Debt affects many aspects of our lives and shapes our socio-economic relationships. But where and how do debt economies materialize in cultural, local and global, individual and collective relationships? This and other questions will be explored in the exhibition Unsettling Matters of Interest, which will be on view at the GAK from May onwards. As a prologue to the exhibition, the GAK invites to a performance by Lili Huston-Herterich and a reading by Miriam Stoney. Both artists will also be represented with works in Unsettling Matters of Interest.
The performance Let Me Tell You About This Shoe positions the presentation of artistic research and work as gift-giving.
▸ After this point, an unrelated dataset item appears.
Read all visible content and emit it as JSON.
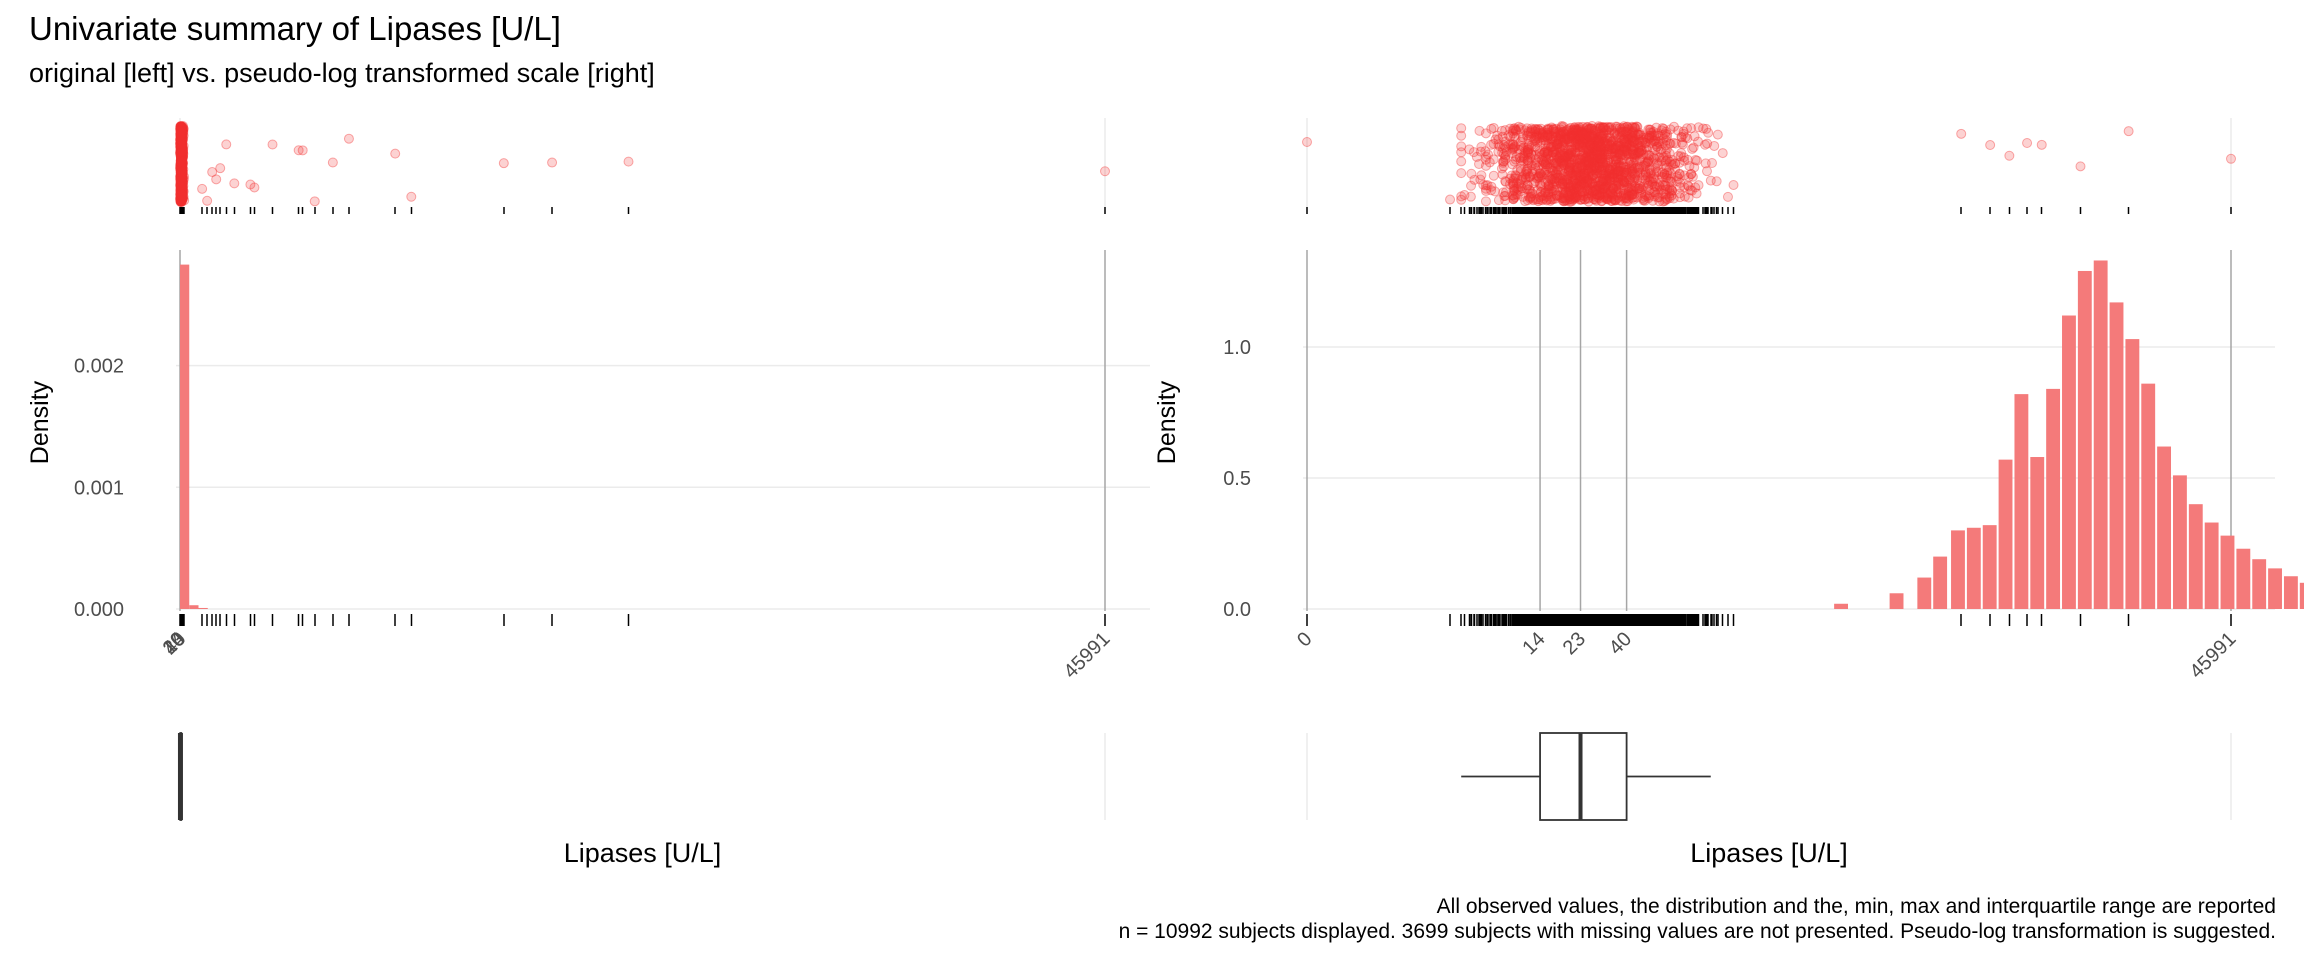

Huston-Herterich uses humour as a vehicle to propose modes of artistic, learning, and citation practices that challenge the illusion of an untethered individual, enforced by neoliberal mantras for independent labour and success with an origin in colonial exploitation and social oppression. Lili Huston-Herterich (*1988) works in various media to explore the relationships between her surroundings, history and people.
In her text Debt Verses, Miriam Stoney reflects on the concept and the various dimensions of “debt”, on its effects on the self-image and on relations in the context of class and spatio-temporal situatedness between past, present and future. Miriam Stoney (*1994) is a writer, artist and performer. Her artistic practice is mostly collaborative and text-based, but also includes performance, audio and installation.